Hile ve desise yapmak bankalar icin sanki normal bir yol haline gelmis durumda.
Ev kredilerinde bir fek kaldirma ucreti vardir ki, akillara zarar paralar kanunsuzca alinmakta, ve tuketici hala, her gecen gun bir kez daha vurulmaktadir.
Yazilarimda bahsederim, bu memleketin hukuk devleti olabilmesi icin, hukuksuzluktan nemalanan unsurlarin yok edilmesi gerekmektedir.
Bankayi dava edip en kucuk bir meblagi almak durumunda olsaniz, adamlar kaybedecegini bile bile aninda temyiz ediyorlar.

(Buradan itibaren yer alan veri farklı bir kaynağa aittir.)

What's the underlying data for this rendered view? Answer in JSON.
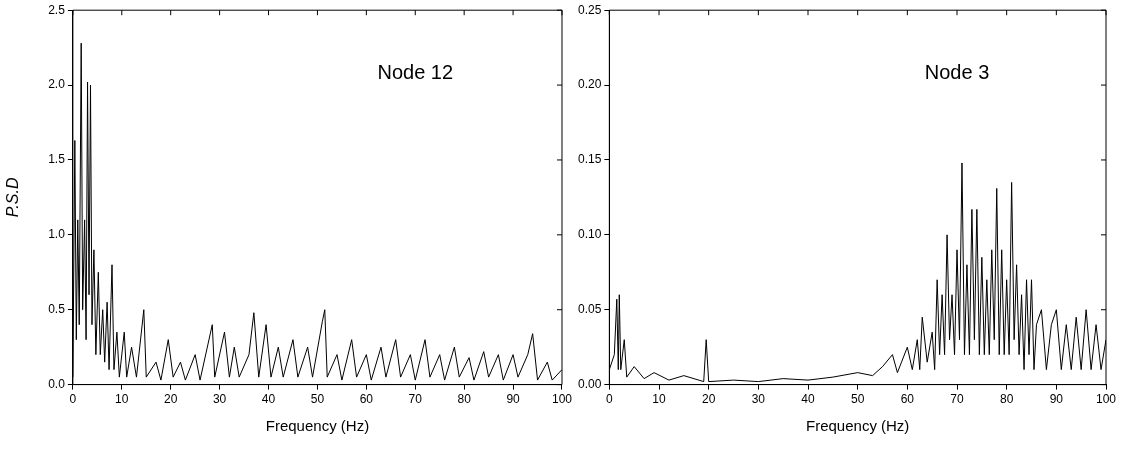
{
  "chart_data": [
    {
      "type": "line",
      "xlabel": "Frequency (Hz)",
      "ylabel": "P.S.D",
      "annotations": [
        "Node 12"
      ],
      "legend": false,
      "grid": false,
      "marker": "none",
      "xlim": [
        0,
        100
      ],
      "ylim": [
        0,
        2.5
      ],
      "xticks": [
        0,
        10,
        20,
        30,
        40,
        50,
        60,
        70,
        80,
        90,
        100
      ],
      "yticks": [
        {
          "value": 0,
          "label": "0.0"
        },
        {
          "value": 0.5,
          "label": "0.5"
        },
        {
          "value": 1,
          "label": "1.0"
        },
        {
          "value": 1.5,
          "label": "1.5"
        },
        {
          "value": 2,
          "label": "2.0"
        },
        {
          "value": 2.5,
          "label": "2.5"
        }
      ],
      "series": [
        {
          "color": "#000000",
          "x": [
            0,
            0.4,
            0.7,
            1,
            1.3,
            1.7,
            2,
            2.4,
            2.7,
            3,
            3.3,
            3.6,
            3.9,
            4.3,
            4.7,
            5.2,
            5.6,
            6.1,
            6.5,
            7,
            7.4,
            8,
            8.4,
            9,
            9.5,
            10.5,
            11,
            12,
            13,
            14.5,
            15,
            17,
            18,
            19.5,
            20.5,
            22,
            23,
            25,
            26,
            28.5,
            29,
            31,
            32,
            33,
            34,
            36,
            37,
            38,
            39.5,
            40.5,
            42,
            43,
            45,
            46,
            48,
            49,
            51,
            51.5,
            52,
            54,
            55,
            57,
            58,
            60,
            61,
            63,
            64,
            66,
            67,
            69,
            70,
            72,
            73,
            75,
            76,
            78,
            79,
            81,
            82,
            84,
            85,
            87,
            88,
            90,
            91,
            93,
            94,
            95,
            97,
            98,
            100
          ],
          "values": [
            0.05,
            1.63,
            0.3,
            1.1,
            0.4,
            2.28,
            0.5,
            1.1,
            0.3,
            2.02,
            0.6,
            2,
            0.4,
            0.9,
            0.2,
            0.75,
            0.2,
            0.5,
            0.15,
            0.55,
            0.1,
            0.8,
            0.1,
            0.35,
            0.05,
            0.35,
            0.05,
            0.25,
            0.05,
            0.5,
            0.05,
            0.15,
            0.03,
            0.3,
            0.05,
            0.15,
            0.03,
            0.2,
            0.03,
            0.4,
            0.05,
            0.35,
            0.05,
            0.25,
            0.05,
            0.2,
            0.48,
            0.05,
            0.4,
            0.05,
            0.25,
            0.05,
            0.3,
            0.05,
            0.25,
            0.05,
            0.42,
            0.5,
            0.05,
            0.2,
            0.03,
            0.3,
            0.05,
            0.2,
            0.03,
            0.25,
            0.05,
            0.3,
            0.05,
            0.2,
            0.03,
            0.3,
            0.05,
            0.2,
            0.03,
            0.25,
            0.05,
            0.18,
            0.03,
            0.22,
            0.05,
            0.2,
            0.03,
            0.2,
            0.05,
            0.2,
            0.34,
            0.03,
            0.15,
            0.03,
            0.1
          ]
        }
      ]
    },
    {
      "type": "line",
      "xlabel": "Frequency (Hz)",
      "annotations": [
        "Node 3"
      ],
      "legend": false,
      "grid": false,
      "marker": "none",
      "xlim": [
        0,
        100
      ],
      "ylim": [
        0,
        0.25
      ],
      "xticks": [
        0,
        10,
        20,
        30,
        40,
        50,
        60,
        70,
        80,
        90,
        100
      ],
      "yticks": [
        {
          "value": 0,
          "label": "0.00"
        },
        {
          "value": 0.05,
          "label": "0.05"
        },
        {
          "value": 0.1,
          "label": "0.10"
        },
        {
          "value": 0.15,
          "label": "0.15"
        },
        {
          "value": 0.2,
          "label": "0.20"
        },
        {
          "value": 0.25,
          "label": "0.25"
        }
      ],
      "series": [
        {
          "color": "#000000",
          "x": [
            0,
            1,
            1.5,
            1.8,
            2,
            2.3,
            3,
            3.5,
            5,
            7,
            9,
            12,
            15,
            19,
            19.5,
            20,
            25,
            30,
            35,
            40,
            45,
            50,
            53,
            55,
            57,
            58,
            60,
            61,
            62,
            62.5,
            63,
            64,
            65,
            65.5,
            66,
            66.5,
            67,
            67.5,
            68,
            68.5,
            69,
            69.5,
            70,
            70.5,
            71,
            71.5,
            72,
            72.5,
            73,
            73.5,
            74,
            74.5,
            75,
            75.5,
            76,
            76.5,
            77,
            77.5,
            78,
            78.5,
            79,
            79.5,
            80,
            80.5,
            81,
            81.5,
            82,
            82.5,
            83,
            83.5,
            84,
            84.5,
            85,
            85.5,
            86,
            87,
            88,
            89,
            90,
            91,
            92,
            93,
            94,
            95,
            96,
            97,
            98,
            99,
            100
          ],
          "values": [
            0.01,
            0.02,
            0.057,
            0.01,
            0.06,
            0.01,
            0.03,
            0.005,
            0.012,
            0.004,
            0.008,
            0.003,
            0.006,
            0.002,
            0.03,
            0.002,
            0.003,
            0.002,
            0.004,
            0.003,
            0.005,
            0.008,
            0.006,
            0.012,
            0.02,
            0.008,
            0.025,
            0.01,
            0.03,
            0.01,
            0.045,
            0.015,
            0.035,
            0.01,
            0.07,
            0.02,
            0.06,
            0.02,
            0.1,
            0.03,
            0.06,
            0.02,
            0.09,
            0.03,
            0.148,
            0.02,
            0.08,
            0.02,
            0.117,
            0.03,
            0.117,
            0.02,
            0.085,
            0.02,
            0.07,
            0.02,
            0.09,
            0.03,
            0.131,
            0.02,
            0.09,
            0.02,
            0.07,
            0.02,
            0.135,
            0.03,
            0.08,
            0.02,
            0.06,
            0.01,
            0.07,
            0.02,
            0.07,
            0.01,
            0.04,
            0.05,
            0.01,
            0.04,
            0.05,
            0.01,
            0.04,
            0.01,
            0.045,
            0.01,
            0.05,
            0.01,
            0.04,
            0.01,
            0.03
          ]
        }
      ]
    }
  ]
}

Sonucun 8 seneden once gelmiyecegini cok iyi biliyor banka avukatlari.
Ancak, alacaklari oldugunda, inanilmaz suratte icra gonderebiliyorlar.
Bu konu, ulkemizde, satilmis bolucu unsurlarin tahribatindan cok daha buyuk tahribata sebep olmakta ve kisileri intiharlara surukleyebilmektedir.
TSK'dan, iyi niyetli yuzlerce personel, sirf bu nedenle, " asiri borclanmadan " ihrac edilmislerdir.
Bu toplumsal sonuc, bankalardan cok, hukucularimiza zarar veriyor, diye dusunuyorum.
O yuzden, asla kefil isteyen bir kredi anlasmasina girmem, ve dostlarima da tavsiye etmem.
Bence de, bankalar, tek tarafli, kendilerine tanidiklari haklarla, TCK 158'in zanlilaridir.